In questo c’è una convergenza tra gli scopi del terrorismo di stampo islamista e la destra razzista e xenofoba in Europa. In Italia alcune cornacchie, in effetti le solite, hanno già cominciato a gracchiare di bellicose rappresaglie. Da questo punto di vista, gli uccelli del malaugurio indicano nel Giubileo il prossimo possibile eclatante obiettivo, con un’ottusità propagandistica che ha il sapore beffardo di un suggerimento.

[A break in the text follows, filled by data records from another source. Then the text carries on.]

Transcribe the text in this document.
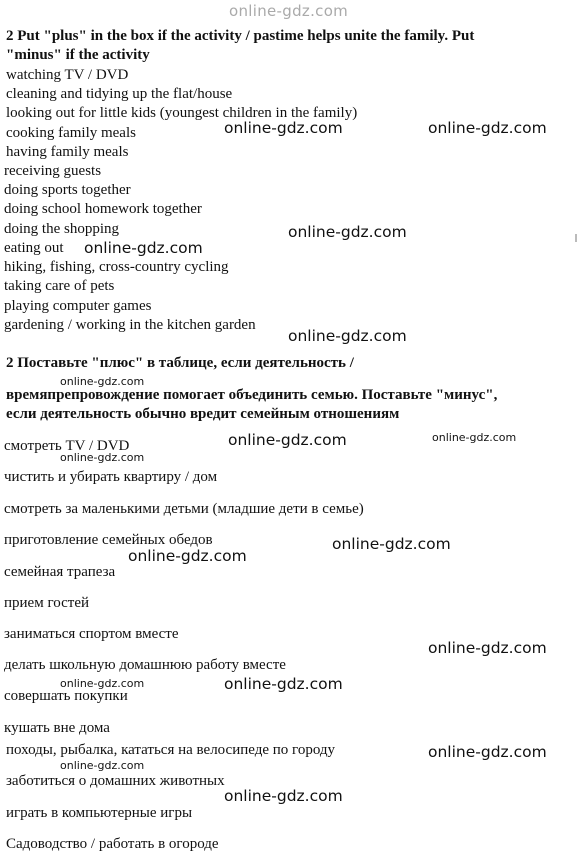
online-gdz.com
2 Put "plus" in the box if the activity / pastime helps unite the family. Put
"minus" if the activity
watching TV / DVD
cleaning and tidying up the flat/house
looking out for little kids (youngest children in the family)
cooking family meals
having family meals
receiving guests
doing sports together
doing school homework together
doing the shopping
eating out
hiking, fishing, cross-country cycling
taking care of pets
playing computer games
gardening / working in the kitchen garden
2 Поставьте "плюс" в таблице, если деятельность /
времяпрепровождение помогает объединить семью. Поставьте "минус",
если деятельность обычно вредит семейным отношениям
смотреть TV / DVD
чистить и убирать квартиру / дом
смотреть за маленькими детьми (младшие дети в семье)
приготовление семейных обедов
семейная трапеза
прием гостей
заниматься спортом вместе
делать школьную домашнюю работу вместе
совершать покупки
кушать вне дома
походы, рыбалка, кататься на велосипеде по городу
заботиться о домашних животных
играть в компьютерные игры
Садоводство / работать в огороде
online-gdz.com	online-gdz.com
online-gdz.com
online-gdz.com
online-gdz.com
online-gdz.com
online-gdz.com	online-gdz.com
online-gdz.com
online-gdz.com
online-gdz.com
online-gdz.com
online-gdz.com	online-gdz.com
online-gdz.com
online-gdz.com
online-gdz.com
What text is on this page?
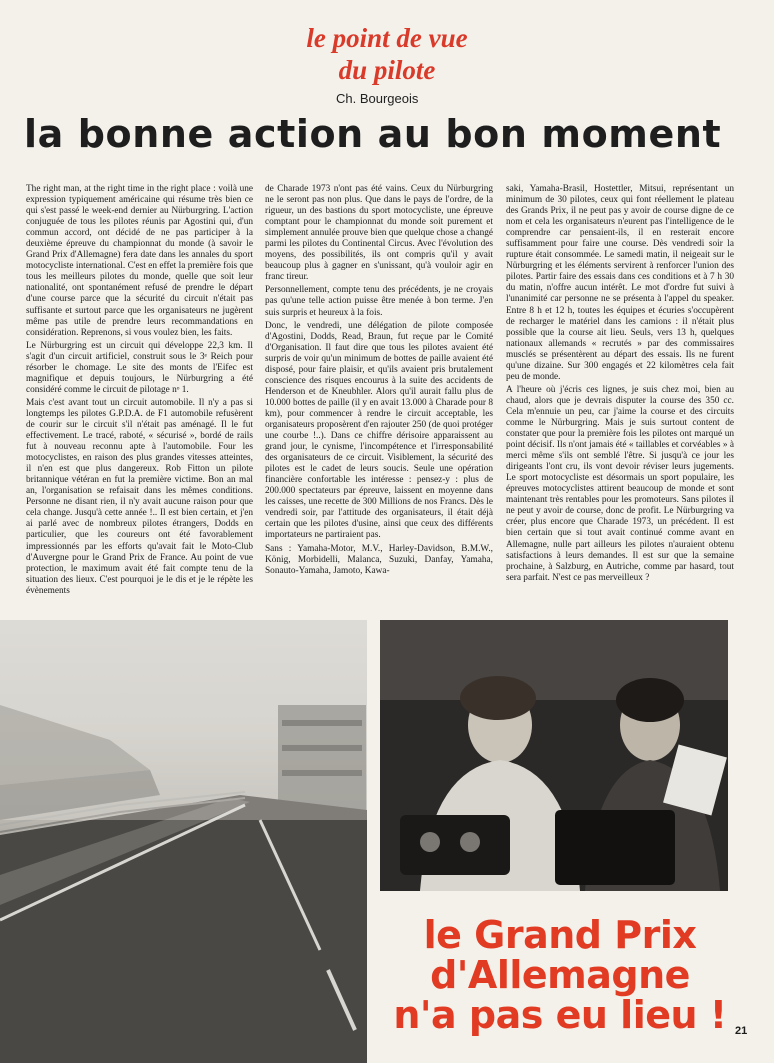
le point de vue
du pilote
Ch. Bourgeois
la bonne action au bon moment

The right man, at the right time in the right place : voilà une expression typiquement américaine qui résume très bien ce qui s'est passé le week-end dernier au Nürburgring. L'action conjuguée de tous les pilotes réunis par Agostini qui, d'un commun accord, ont décidé de ne pas participer à la deuxième épreuve du championnat du monde (à savoir le Grand Prix d'Allemagne) fera date dans les annales du sport motocycliste international. C'est en effet la première fois que tous les meilleurs pilotes du monde, quelle que soit leur nationalité, ont spontanément refusé de prendre le départ d'une course parce que la sécurité du circuit n'était pas suffisante et surtout parce que les organisateurs ne jugèrent même pas utile de prendre leurs recommandations en considération. Reprenons, si vous voulez bien, les faits.

Le Nürburgring est un circuit qui développe 22,3 km. Il s'agit d'un circuit artificiel, construit sous le 3ᵉ Reich pour résorber le chomage. Le site des monts de l'Eifec est magnifique et depuis toujours, le Nürburgring a été considéré comme le circuit de pilotage nᵒ 1.

Mais c'est avant tout un circuit automobile. Il n'y a pas si longtemps les pilotes G.P.D.A. de F1 automobile refusèrent de courir sur le circuit s'il n'était pas aménagé. Il le fut effectivement. Le tracé, raboté, « sécurisé », bordé de rails fut à nouveau reconnu apte à l'automobile. Four les motocyclistes, en raison des plus grandes vitesses atteintes, il n'en est que plus dangereux. Rob Fitton un pilote britannique vétéran en fut la première victime. Bon an mal an, l'organisation se refaisait dans les mêmes conditions. Personne ne disant rien, il n'y avait aucune raison pour que cela change. Jusqu'à cette année !.. Il est bien certain, et j'en ai parlé avec de nombreux pilotes étrangers, Dodds en particulier, que les coureurs ont été favorablement impressionnés par les efforts qu'avait fait le Moto-Club d'Auvergne pour le Grand Prix de France. Au point de vue protection, le maximum avait été fait compte tenu de la situation des lieux. C'est pourquoi je le dis et je le répète les évènements

de Charade 1973 n'ont pas été vains. Ceux du Nürburgring ne le seront pas non plus. Que dans le pays de l'ordre, de la rigueur, un des bastions du sport motocycliste, une épreuve comptant pour le championnat du monde soit purement et simplement annulée prouve bien que quelque chose a changé parmi les pilotes du Continental Circus. Avec l'évolution des moyens, des possibilités, ils ont compris qu'il y avait beaucoup plus à gagner en s'unissant, qu'à vouloir agir en franc tireur.

Personnellement, compte tenu des précédents, je ne croyais pas qu'une telle action puisse être menée à bon terme. J'en suis surpris et heureux à la fois.

Donc, le vendredi, une délégation de pilote composée d'Agostini, Dodds, Read, Braun, fut reçue par le Comité d'Organisation. Il faut dire que tous les pilotes avaient été surpris de voir qu'un minimum de bottes de paille avaient été disposé, pour faire plaisir, et qu'ils avaient pris brutalement conscience des risques encourus à la suite des accidents de Henderson et de Kneubhler. Alors qu'il aurait fallu plus de 10.000 bottes de paille (il y en avait 13.000 à Charade pour 8 km), pour commencer à rendre le circuit acceptable, les organisateurs proposèrent d'en rajouter 250 (de quoi protéger une courbe !..). Dans ce chiffre dérisoire apparaissent au grand jour, le cynisme, l'incompétence et l'irresponsabilité des organisateurs de ce circuit. Visiblement, la sécurité des pilotes est le cadet de leurs soucis. Seule une opération financière confortable les intéresse : pensez-y : plus de 200.000 spectateurs par épreuve, laissent en moyenne dans les caisses, une recette de 300 Millions de nos Francs. Dès le vendredi soir, par l'attitude des organisateurs, il était déjà certain que les pilotes d'usine, ainsi que ceux des différents importateurs ne partiraient pas.

Sans : Yamaha-Motor, M.V., Harley-Davidson, B.M.W., König, Morbidelli, Malanca, Suzuki, Danfay, Yamaha, Sonauto-Yamaha, Jamoto, Kawa-

saki, Yamaha-Brasil, Hostettler, Mitsui, représentant un minimum de 30 pilotes, ceux qui font réellement le plateau des Grands Prix, il ne peut pas y avoir de course digne de ce nom et cela les organisateurs n'eurent pas l'intelligence de le comprendre car pensaient-ils, il en resterait encore suffisamment pour faire une course. Dès vendredi soir la rupture était consommée. Le samedi matin, il neigeait sur le Nürburgring et les éléments servirent à renforcer l'union des pilotes. Partir faire des essais dans ces conditions et à 7 h 30 du matin, n'offre aucun intérêt. Le mot d'ordre fut suivi à l'unanimité car personne ne se présenta à l'appel du speaker. Entre 8 h et 12 h, toutes les équipes et écuries s'occupèrent de recharger le matériel dans les camions : il n'était plus possible que la course ait lieu. Seuls, vers 13 h, quelques nationaux allemands « recrutés » par des commissaires musclés se présentèrent au départ des essais. Ils ne furent qu'une dizaine. Sur 300 engagés et 22 kilomètres cela fait peu de monde.

A l'heure où j'écris ces lignes, je suis chez moi, bien au chaud, alors que je devrais disputer la course des 350 cc. Cela m'ennuie un peu, car j'aime la course et des circuits comme le Nürburgring. Mais je suis surtout content de constater que pour la première fois les pilotes ont marqué un point décisif. Ils n'ont jamais été « taillables et corvéables » à merci même s'ils ont semblé l'être. Si jusqu'à ce jour les dirigeants l'ont cru, ils vont devoir réviser leurs jugements. Le sport motocycliste est désormais un sport populaire, les épreuves motocyclistes attirent beaucoup de monde et sont maintenant très rentables pour les promoteurs. Sans pilotes il ne peut y avoir de course, donc de profit. Le Nürburgring va créer, plus encore que Charade 1973, un précédent. Il est bien certain que si tout avait continué comme avant en Allemagne, nulle part ailleurs les pilotes n'auraient obtenu satisfactions à leurs demandes. Il est sur que la semaine prochaine, à Salzburg, en Autriche, comme par hasard, tout sera parfait. N'est ce pas merveilleux ?

le Grand Prix
d'Allemagne
n'a pas eu lieu ! 21
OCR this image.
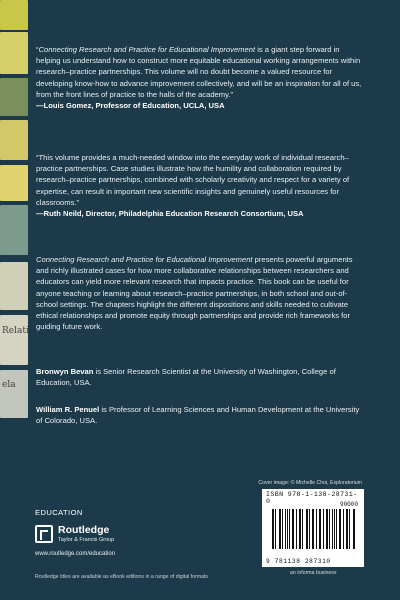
Relati
ela

“Connecting Research and Practice for Educational Improvement is a giant step forward in helping us understand how to construct more equitable educational working arrangements within research–practice partnerships. This volume will no doubt become a valued resource for developing know-how to advance improvement collectively, and will be an inspiration for all of us, from the front lines of practice to the halls of the academy.”

—Louis Gomez, Professor of Education, UCLA, USA

“This volume provides a much-needed window into the everyday work of individual research–practice partnerships. Case studies illustrate how the humility and collaboration required by research–practice partnerships, combined with scholarly creativity and respect for a variety of expertise, can result in important new scientific insights and genuinely useful resources for classrooms.”

—Ruth Neild, Director, Philadelphia Education Research Consortium, USA

Connecting Research and Practice for Educational Improvement presents powerful arguments and richly illustrated cases for how more collaborative relationships between researchers and educators can yield more relevant research that impacts practice. This book can be useful for anyone teaching or learning about research–practice partnerships, in both school and out-of-school settings. The chapters highlight the different dispositions and skills needed to cultivate ethical relationships and promote equity through partnerships and provide rich frameworks for guiding future work.

Bronwyn Bevan is Senior Research Scientist at the University of Washington, College of Education, USA.

William R. Penuel is Professor of Learning Sciences and Human Development at the University of Colorado, USA.

Cover image: © Michelle Choi, Exploratorium
ISBN 978-1-138-28731-0	90000
9 781138 287310
an informa business
EDUCATION
Routledge
Taylor & Francis Group
www.routledge.com/education
Routledge titles are available as eBook editions in a range of digital formats
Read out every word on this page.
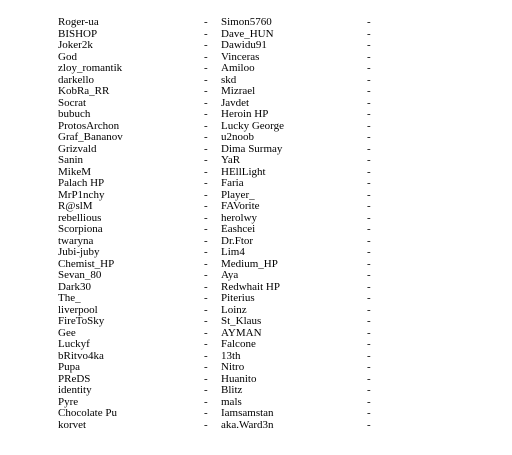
Roger-ua	-	Simon5760	-
BISHOP	-	Dave_HUN	-
Joker2k	-	Dawidu91	-
God	-	Vinceras	-
zloy_romantik	-	Amiloo	-
darkello	-	skd	-
KobRa_RR	-	Mizrael	-
Socrat	-	Javdet	-
bubuch	-	Heroin HP	-
ProtosArchon	-	Lucky George	-
Graf_Bananov	-	u2noob	-
Grizvald	-	Dima Surmay	-
Sanin	-	YaR	-
MikeM	-	HEllLight	-
Palach HP	-	Faria	-
MrP1nchy	-	Player_	-
R@slM	-	FAVorite	-
rebellious	-	herolwy	-
Scorpiona	-	Èashcei	-
twaryna	-	Dr.Ftor	-
Jubi-juby	-	Lim4	-
Chemist_HP	-	Medium_HP	-
Sevan_80	-	Aya	-
Dark30	-	Redwhait HP	-
The_	-	Piterius	-
liverpool	-	Loinz	-
FireToSky	-	St_Klaus	-
Gee	-	AYMAN	-
Luckyf	-	Falcone	-
bRitvo4ka	-	13th	-
Pupa	-	Nitro	-
PReDS	-	Huanito	-
identity	-	Blitz	-
Pyre	-	mals	-
Chocolate Pu	-	Iamsamstan	-
korvet	-	aka.Ward3n	-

L’icona della gravità della situazione sta lì nelle strade di Parigi: prima le bombe, gli spari, il sangue; poi i militari e lo stato d’assedio. Che sembra la grottesca prima vittoria del terrorismo, il cui scopo e significato, tattica e strategia sono proprio innalzare sempre di più paura e allarme. È una coazione a ripetere schemi psicologici che non hanno portato nulla di buono, mai.

Non possiamo fare molto in queste ore. Chi ha potuto si è sincerato che amici o parenti che vivono a Parigi stessero bene. Di grande utilità sono stati i social: nel giro di pochi minuti, chi ha potuto è riuscito a tranquillizzarsi. Meglio non osare neppure a pensare cosa possa essere stato per chi, con la stessa rapidità tecnologica è stato raggiunto da drammatiche notizie personali: possiamo solo moltiplicare questa orrenda intuizione per il numero dei morti e dei feriti, in una serata parigina, coccolata da un clima mite, prima di venire stuprata dal terrore.

Ma proprio la vicinanza immediata che ci hanno permesso Facebook o Twitter è stata la cifra del nostro coinvolgimento in presa diretta con quei fatti terribili, come successe con le immagini che ci coinvolsero negli scoppi prima e il crollo poi delle Torri Gemelle, quel maledetto pomeriggio dell’11 settembre 2001.

La storia ci ha raccontato di errori, bugie, scandali e crimini che contrassegnarono la risposta militare degli Usa e degli alleati, tra cui il nostro paese, sotto le truci e truffaldine insegne dell’ “esportazione della democrazia.” Recentemente lo stesso Tony Blair uno dei più attivi sostenitori della “Guerra al terrorismo” ha riconosciuto apertamente che quella avventura fu non solo sbagliata, ma talmente malaugurata da essere diventata di fatto l’incubatrice dell’attuale Isis, il califfato probabilmente mandante dei crimini terroristici di ieri a Parigi.

Ecco allora che il timore di nuovi attentati si lega a doppio filo col timore che lo schema si ripeta in quel salto mortale di qualità, verso cui spingono le azioni del terrorismo islamico in Europa, congiuntamente alla propaganda xenofoba e razzista della destra europea. Beh, buona giornata.